It has been an intense but fun 16 weeks teaching my first Software Architecture class at George Mason University (GMU).
I want to thank my colleague Jeff Offutt for the encouragement to update the course content and give it an agile twist. And of course, I want to thank my students for encouraging feedback and energy to making this a success.
In the first half of the class, we went through most of the UML specified software architectures and diagrams, and stressed the importance of good requirements engineering and using scenarios, stories, and business cases as artifacts to coordinate development, reflecting my research in Story Driven Modeling and using sdmlib to support this development paradigm.
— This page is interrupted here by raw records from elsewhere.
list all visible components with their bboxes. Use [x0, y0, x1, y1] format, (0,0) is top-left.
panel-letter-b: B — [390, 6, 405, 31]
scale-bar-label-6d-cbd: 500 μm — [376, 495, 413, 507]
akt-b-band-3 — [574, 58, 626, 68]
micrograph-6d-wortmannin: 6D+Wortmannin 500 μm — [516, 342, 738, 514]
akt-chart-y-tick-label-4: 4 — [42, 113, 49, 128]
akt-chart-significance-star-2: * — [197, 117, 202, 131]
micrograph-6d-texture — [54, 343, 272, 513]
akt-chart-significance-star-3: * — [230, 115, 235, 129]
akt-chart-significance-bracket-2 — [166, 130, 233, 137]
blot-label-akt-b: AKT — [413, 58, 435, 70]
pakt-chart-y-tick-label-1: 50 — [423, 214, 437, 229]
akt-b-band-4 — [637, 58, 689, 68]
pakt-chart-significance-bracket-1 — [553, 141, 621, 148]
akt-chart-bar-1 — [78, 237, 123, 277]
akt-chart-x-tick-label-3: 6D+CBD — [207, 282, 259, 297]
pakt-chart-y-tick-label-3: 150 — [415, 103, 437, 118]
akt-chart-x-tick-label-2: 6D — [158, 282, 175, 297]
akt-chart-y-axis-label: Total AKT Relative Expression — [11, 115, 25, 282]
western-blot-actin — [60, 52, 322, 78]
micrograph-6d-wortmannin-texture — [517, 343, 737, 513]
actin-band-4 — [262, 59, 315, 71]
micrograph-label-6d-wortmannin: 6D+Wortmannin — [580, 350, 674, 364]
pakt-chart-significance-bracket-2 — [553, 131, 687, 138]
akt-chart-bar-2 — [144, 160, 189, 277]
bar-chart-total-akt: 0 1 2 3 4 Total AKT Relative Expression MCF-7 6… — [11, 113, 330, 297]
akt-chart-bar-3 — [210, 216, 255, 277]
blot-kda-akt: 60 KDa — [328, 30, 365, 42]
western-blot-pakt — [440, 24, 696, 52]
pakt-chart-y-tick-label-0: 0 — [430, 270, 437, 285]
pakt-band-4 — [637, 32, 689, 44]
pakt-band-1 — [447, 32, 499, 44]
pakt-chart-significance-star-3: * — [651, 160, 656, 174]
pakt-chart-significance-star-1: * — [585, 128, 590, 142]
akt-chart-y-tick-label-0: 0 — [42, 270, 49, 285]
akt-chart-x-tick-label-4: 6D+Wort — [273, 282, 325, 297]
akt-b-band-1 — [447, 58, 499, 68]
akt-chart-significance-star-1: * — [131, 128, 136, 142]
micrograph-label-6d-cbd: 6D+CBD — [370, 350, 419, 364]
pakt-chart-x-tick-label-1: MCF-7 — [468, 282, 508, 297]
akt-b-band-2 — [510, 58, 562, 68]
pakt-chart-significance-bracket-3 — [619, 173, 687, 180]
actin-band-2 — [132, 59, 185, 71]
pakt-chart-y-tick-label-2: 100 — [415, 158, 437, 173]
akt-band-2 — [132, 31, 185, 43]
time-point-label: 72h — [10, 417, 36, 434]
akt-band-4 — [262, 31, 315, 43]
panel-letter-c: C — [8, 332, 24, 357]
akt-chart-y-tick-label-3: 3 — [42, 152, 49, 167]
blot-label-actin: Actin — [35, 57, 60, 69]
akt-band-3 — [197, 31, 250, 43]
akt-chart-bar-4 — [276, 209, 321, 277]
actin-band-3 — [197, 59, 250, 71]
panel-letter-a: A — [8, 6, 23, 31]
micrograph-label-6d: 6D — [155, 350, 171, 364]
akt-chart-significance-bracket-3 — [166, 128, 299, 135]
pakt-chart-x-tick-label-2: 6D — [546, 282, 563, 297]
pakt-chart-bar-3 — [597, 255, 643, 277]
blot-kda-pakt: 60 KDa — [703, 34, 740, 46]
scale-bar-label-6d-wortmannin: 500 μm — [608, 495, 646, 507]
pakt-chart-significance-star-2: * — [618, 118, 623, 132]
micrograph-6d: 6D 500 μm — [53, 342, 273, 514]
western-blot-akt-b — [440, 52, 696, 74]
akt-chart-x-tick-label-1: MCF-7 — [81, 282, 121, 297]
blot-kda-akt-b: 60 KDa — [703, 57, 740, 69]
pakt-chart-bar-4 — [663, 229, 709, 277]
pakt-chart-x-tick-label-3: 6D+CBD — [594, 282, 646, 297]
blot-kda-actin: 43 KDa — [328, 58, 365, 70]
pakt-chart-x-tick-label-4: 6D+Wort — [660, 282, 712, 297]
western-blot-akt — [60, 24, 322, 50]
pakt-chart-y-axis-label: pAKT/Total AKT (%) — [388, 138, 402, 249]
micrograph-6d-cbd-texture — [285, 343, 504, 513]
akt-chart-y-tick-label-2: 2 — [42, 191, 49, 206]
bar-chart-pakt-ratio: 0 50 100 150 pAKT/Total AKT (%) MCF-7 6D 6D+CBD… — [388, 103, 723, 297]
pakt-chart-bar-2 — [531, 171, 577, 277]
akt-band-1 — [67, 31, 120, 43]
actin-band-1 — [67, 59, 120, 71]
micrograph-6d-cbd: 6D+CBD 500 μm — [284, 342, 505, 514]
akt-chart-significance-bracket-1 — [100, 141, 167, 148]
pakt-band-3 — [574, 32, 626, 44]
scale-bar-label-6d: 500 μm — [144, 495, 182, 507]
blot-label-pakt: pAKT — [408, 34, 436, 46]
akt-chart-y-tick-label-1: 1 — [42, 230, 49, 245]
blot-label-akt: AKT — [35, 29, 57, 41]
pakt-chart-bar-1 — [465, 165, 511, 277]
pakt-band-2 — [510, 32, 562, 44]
In the second part of the class, we developed in two scrum teams open source software for running a bank (at least its transaction based part). In my life as an entrepreneur, I was missing several times a small easy to configure bank transaction software to make compelling presentations for potential investors and clients. Banking scenarios are frequently used in software engineering and software architecture text-books, (who of my colleagues does not hate the theoretical automated teller example?) but due to lack of open source code, any real analysis and hands-on improvement is impossible - resulting in a very theoretical and dry lecture. I hope this can change now. We used the two classic roles of scrum master and product owner but also added a software architect (or architect owner). Team sizes were 10 persons each and both teams delivered astonishing results.
Some of my students committed to do some curating to the projects to keep it alive as a professional reference for them. Maybe some of my readers here take an interest to fork and extend one or both of the projects. I definitely encourage everybody to take a look here:
- Team blue's project: https://github.com/ededej/BlueBankAppAndroid
- Team red's project: https://github.com/SWE443-TeamRed/open-bank, corresponding gitter: https://gitter.im/open-bank/Lobby
Check them out, comment here or on github, encourage my students to continue, contact them on linkedin, hire or contract them and hopfully, we will all see some of these projects being re-used and improved in other projects, pitches, or classes.
Please let me know if you took an interest or successfully deployed it for one of your own projects. If some of my students wnat to comment here, feel free to do so - any comments are welcome. You can also comment anonymously.
Thanks again for the great class to GMU and their excellent students.